The 15 one-bedroom and 25 two-bedroom units will be quickly absorbed by the long waiting list of residents in search of affordable Cambridge housing. Completion of the construction and resident move-in is expected in 2015.

Designing the building involved myriad challenges. HMFH was working with an exceptionally narrow site, surrounded by historic buildings. The YWCA next door also contains housing—103 units for single women who have been homeless, ill, suffered abuse and other traumas, and a family shelter that can meet the needs of up to 10 families try to stabilize their lives.

Offices, a bank, more residential buildings and a church are also nearby. The project went through extensive vetting by Cambridge’s historic assessment review staff—and some design changes to accommodate their requests—before moving forward.

“These are high quality buildings that have been there for a long time. And while we didn’t want to in any way mimic them, we wanted to be respectful of them,” Cowles explains. But the architects also wanted the building to be visually interesting to look at. They decided to work with window placement and exterior patterning to engage those will view the structure from the sidewalk and from neighboring buildings.

The result is described as a “jewel box,” and illustrated via rendering as a modern building that pulls in light and color to transform what could otherwise have been a very boring, flat structure.

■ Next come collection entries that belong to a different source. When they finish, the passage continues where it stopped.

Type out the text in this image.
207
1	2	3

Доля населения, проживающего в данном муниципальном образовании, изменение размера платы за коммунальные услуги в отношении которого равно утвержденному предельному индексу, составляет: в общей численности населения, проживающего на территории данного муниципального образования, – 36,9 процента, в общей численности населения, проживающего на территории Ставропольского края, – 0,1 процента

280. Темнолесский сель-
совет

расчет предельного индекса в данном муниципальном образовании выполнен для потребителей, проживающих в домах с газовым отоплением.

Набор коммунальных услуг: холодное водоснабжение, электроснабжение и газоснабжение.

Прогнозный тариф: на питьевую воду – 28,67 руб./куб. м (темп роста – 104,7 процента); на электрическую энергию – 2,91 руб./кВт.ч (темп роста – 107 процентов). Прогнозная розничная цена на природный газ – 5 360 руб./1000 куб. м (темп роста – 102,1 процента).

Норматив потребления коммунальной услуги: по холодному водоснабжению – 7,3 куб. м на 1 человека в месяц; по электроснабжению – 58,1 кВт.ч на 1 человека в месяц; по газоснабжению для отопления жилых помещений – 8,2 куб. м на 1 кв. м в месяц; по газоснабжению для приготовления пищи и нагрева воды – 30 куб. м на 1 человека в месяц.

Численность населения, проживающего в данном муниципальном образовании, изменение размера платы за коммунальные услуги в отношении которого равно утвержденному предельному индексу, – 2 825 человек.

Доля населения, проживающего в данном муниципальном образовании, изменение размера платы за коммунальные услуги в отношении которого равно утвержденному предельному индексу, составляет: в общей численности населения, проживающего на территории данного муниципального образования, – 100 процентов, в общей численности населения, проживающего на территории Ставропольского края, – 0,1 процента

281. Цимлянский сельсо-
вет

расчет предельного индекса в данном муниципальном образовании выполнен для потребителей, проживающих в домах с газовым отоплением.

“It’s a lot to look at even though the shape is a very simple economical shape. The exterior envelope has a lot to engage the people that are walking by,” says Cowles. Indeed, an artists’ rendering of the unfinished project shows off an almost Rubix-cube like affect. Energy-efficiency features will include a green roof and bamboo flooring.

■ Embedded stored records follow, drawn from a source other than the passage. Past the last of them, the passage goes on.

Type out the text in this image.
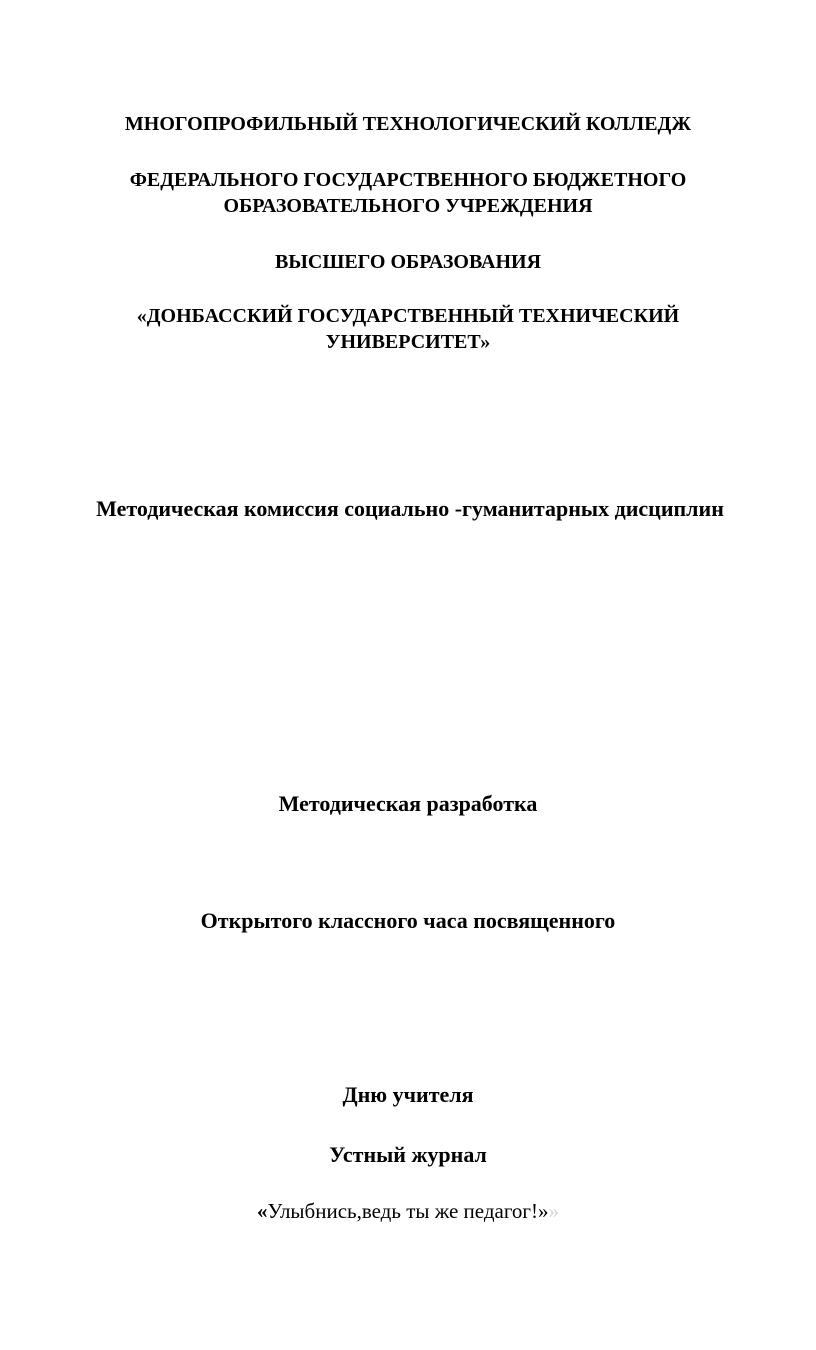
МНОГОПРОФИЛЬНЫЙ ТЕХНОЛОГИЧЕСКИЙ КОЛЛЕДЖ
ФЕДЕРАЛЬНОГО ГОСУДАРСТВЕННОГО БЮДЖЕТНОГО
ОБРАЗОВАТЕЛЬНОГО УЧРЕЖДЕНИЯ
ВЫСШЕГО ОБРАЗОВАНИЯ
«ДОНБАССКИЙ ГОСУДАРСТВЕННЫЙ ТЕХНИЧЕСКИЙ
УНИВЕРСИТЕТ»
Методическая комиссия социально -гуманитарных дисциплин
Методическая разработка
Открытого классного часа посвященного
Дню учителя
Устный журнал
«Улыбнись,ведь ты же педагог!»»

A consortium of 13 different funding partners made the financing possible.

“Our funding partners didn’t need to hang in there with us through a prolonged lawsuit. When they did, the message was clear they were intent to see it through. It was a big edge for us to have the funding partners standing firm,” says Gregory Russ, executive director, CHA. The lawsuit, filed by a neighboring building owner, was settled when the new construction was moved three feet further from their shared property line.

Primary funding for the project is coming from the City of Cambridge Affordable Housing Trust, City of Cambridge Home Funds, Massachusetts Department of Housing and Community Development, Massachusetts Affordable Housing Trust, Federal Home Loan Bank, East Cambridge Savings Bank and Tax Credit Equity.